Wednesday, February 9, 2011

No games or 18?


With the Super Bowl over, attention turns to the ongoing labour spat that may put a stop to the 2011 NFL season. I'm not going to go into detail on the issues or what I think about the whole thing (surely they can find a way to share $9 billion!), but rather just talk about the 18-game season that has been proposed.

Most players are against the increase in games, and it's not hard to see why. There will be more injuries and careers will be shorter - 144 games currently takes 9 seasons (with 9 years of pay) compared to only 8 with the longer schedule. Essentially players are taking a pay reduction of 11% over their career to play the same number of games. There should be an increase in TV, gate, and ancillary revenues, but the question is how much of that would accrue to the players and whether existing contracts would be adjusted. A key talking point no doubt.

Several writers and the NFL players union have mentioned another bye week and increased rosters as ways to reduce injuries, and those are ideas that will need to be explored. I suspect we'd see bigger practice squads but the 45-man game day roster would remain unchanged. As for the additional week off, it would mean a 20-week season and the playoffs starting in mid-January, with a Super Bowl near the end of February.

Initially I was opposed to the longer schedule, but I've become more accepting after thinking about it, purely as a selfish fan. First, February is the worst sports month. With college football pushing into mid-January, I can see having the NFL playoffs starting on the Sunday after the BCS championship and going to the President's Day weekend. Only the Daytona 500 would be affected by that, but perhaps they could combine those events into one massive sports viewing day.

The other positive for a longer schedule is naturally the NFL road trip. It's my sole remaining road trip dream and it would be much easier to complete in 20 weeks than 17. That would mean 12 weeks of two games and 8 with just one, instead of 15 and 2. If you want specifics, I like the suggestion put forth by Paul Kasabian of Bleacher Report, who recommends playing two divisions in your conference per season and having 8 bye weeks during the year, each with 8 teams resting.

Still, there will be a decrease in the quality of football. With more injuries and more players on reserve, end of season games could be decided by third-stringers who are currently playing arena football. As well, historical season records will no longer be meaningful and the symmetry (4 weeks of 4 games) of the NFL schedule will be lost.

It's not an easy decision, but I expect 18 games will prevail. NFL players don't have long careers and can't afford to sacrifice an entire season for their eventual replacements. I think the owners have them over a barrel and will try to splinter the union, eventually succeeding but not without losing a few games in 2011.

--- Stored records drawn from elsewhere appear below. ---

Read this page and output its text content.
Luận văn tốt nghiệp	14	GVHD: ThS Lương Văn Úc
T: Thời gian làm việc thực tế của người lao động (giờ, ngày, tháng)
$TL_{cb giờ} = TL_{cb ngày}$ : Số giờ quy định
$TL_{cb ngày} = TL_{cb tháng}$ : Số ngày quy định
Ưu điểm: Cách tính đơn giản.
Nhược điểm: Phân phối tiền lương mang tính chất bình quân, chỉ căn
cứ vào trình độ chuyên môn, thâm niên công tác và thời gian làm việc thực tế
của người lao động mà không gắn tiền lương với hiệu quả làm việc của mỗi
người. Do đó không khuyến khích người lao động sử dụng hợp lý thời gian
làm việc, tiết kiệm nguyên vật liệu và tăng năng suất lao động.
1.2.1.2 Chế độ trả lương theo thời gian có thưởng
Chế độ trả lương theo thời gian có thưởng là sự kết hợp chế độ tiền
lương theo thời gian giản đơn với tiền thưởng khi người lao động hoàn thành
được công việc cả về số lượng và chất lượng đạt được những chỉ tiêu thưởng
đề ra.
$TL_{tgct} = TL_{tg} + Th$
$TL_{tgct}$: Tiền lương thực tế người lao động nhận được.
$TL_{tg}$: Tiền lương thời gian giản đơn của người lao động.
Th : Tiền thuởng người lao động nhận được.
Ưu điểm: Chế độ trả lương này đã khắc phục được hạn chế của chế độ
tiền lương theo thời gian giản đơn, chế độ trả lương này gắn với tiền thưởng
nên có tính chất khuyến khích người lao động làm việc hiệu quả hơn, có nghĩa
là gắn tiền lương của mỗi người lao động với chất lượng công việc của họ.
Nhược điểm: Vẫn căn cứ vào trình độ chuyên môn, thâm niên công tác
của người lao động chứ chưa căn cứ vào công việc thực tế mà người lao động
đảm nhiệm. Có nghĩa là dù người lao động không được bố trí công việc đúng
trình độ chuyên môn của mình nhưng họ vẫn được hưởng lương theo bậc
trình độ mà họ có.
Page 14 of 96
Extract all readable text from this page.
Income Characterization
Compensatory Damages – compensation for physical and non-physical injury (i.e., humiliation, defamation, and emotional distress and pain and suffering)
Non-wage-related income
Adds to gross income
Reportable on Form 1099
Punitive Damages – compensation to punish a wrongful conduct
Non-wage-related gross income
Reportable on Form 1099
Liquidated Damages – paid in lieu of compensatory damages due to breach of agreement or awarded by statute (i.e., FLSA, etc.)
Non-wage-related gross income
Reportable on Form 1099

The final result will be a 20-week schedule with two bye weeks starting in 2012, and the resulting increase in revenues should keep everybody happy. Except the fans, who will end up paying more than ever to follow the game they love.

Best,

Sean

1 comment:

  1. Sean,

    I like your proposal and argument for the future of the NFL. I agree with you in the end that 18 games will eventually happen. It's all about the money. Football is too popular to shoot itself in the foot. They may miss some games next season as they try to arrive at a happy medium. The players need to be better compensated. For example, in the Super Bowl both teams lost key players during the biggest game of the season. Hopefully they'll figure out a system that works out for everybody including the fans.